UK study reports the rate of food intolerance is not rising

 A recent study funded by the UK Food Standards Agency, has reported that parents are far more likely to believe babies are allergic to some foods than they actually are.

 Dr Carina Venter of the University of Portsmouth studied nearly all the babies born in one year in the Isle of Wight. For every child who actually had a food allergy, at least three more were believed wrongly by their parents to suffer from the condition, according to researchers. The study also reported that food hypersensitivity had not increased since a previous study on the subject 20 years ago.

The study identified that parents were too quick to assume that their children had an allergy or intolerance to a specific food. It also showed that actual food hypersensitivity had not increased since a previous study on the subject 20 years ago.

The most common allergies observed during the study were to peanuts, eggs or milk.  By the age of three, about 75 per cent of the babies who were allergic to or intolerant of milk had outgrown their reaction, and half had outgrown their reaction to eggs. While more than a third of parents (272) said that their child was allergic or intolerant to one or more foods during the study involving 807 babies, fewer than 60 babies were found to be allergic to any food by the age of three.

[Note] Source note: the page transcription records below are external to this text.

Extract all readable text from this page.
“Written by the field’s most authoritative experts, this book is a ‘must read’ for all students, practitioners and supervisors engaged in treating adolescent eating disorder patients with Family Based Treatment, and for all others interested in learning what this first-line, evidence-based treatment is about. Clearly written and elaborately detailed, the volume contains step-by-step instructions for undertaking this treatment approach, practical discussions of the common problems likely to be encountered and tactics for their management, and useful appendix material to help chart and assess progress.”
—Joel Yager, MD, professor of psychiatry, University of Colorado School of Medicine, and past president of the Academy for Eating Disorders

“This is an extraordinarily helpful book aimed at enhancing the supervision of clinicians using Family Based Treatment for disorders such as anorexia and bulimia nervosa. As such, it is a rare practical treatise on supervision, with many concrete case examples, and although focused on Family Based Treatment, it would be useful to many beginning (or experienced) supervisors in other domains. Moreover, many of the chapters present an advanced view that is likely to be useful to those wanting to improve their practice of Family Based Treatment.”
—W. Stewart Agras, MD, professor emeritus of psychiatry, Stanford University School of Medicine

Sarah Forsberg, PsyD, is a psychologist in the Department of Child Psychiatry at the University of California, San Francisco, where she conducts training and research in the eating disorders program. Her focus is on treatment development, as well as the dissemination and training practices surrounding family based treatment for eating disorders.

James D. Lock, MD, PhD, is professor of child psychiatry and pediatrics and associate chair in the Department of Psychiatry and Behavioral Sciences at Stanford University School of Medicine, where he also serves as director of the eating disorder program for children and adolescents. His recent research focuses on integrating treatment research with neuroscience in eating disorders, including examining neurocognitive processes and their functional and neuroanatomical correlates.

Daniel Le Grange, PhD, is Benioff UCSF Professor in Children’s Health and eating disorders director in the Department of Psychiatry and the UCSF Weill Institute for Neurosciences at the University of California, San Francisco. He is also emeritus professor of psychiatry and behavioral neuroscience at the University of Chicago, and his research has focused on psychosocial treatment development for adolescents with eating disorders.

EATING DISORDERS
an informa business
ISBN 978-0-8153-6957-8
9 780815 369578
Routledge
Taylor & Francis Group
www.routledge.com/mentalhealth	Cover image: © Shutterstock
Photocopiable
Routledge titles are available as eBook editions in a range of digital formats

The main reason that parents gave for thinking that their child was allergic to a food was their child having a rash, itching or developing hives or eczema.  A gastro-intestinal effect-including the child developing a tummy ache, vomiting, diarrhoea, constipation or colic-was reported to be the second largest reason for reporting an allergy. The third symptom highlighted by parents was a respiratory problem such as shortness of breath, asthma, wheeziness, a runny or itchy nose and coughing.

Milk, eggs, fruits (mainly strawberries and citrus fruit), tomato and its sauce, additives (colourings and preservatives), wheat, peanuts, fish, and soya were the food that were most commonly blamed by parents for causing a reaction.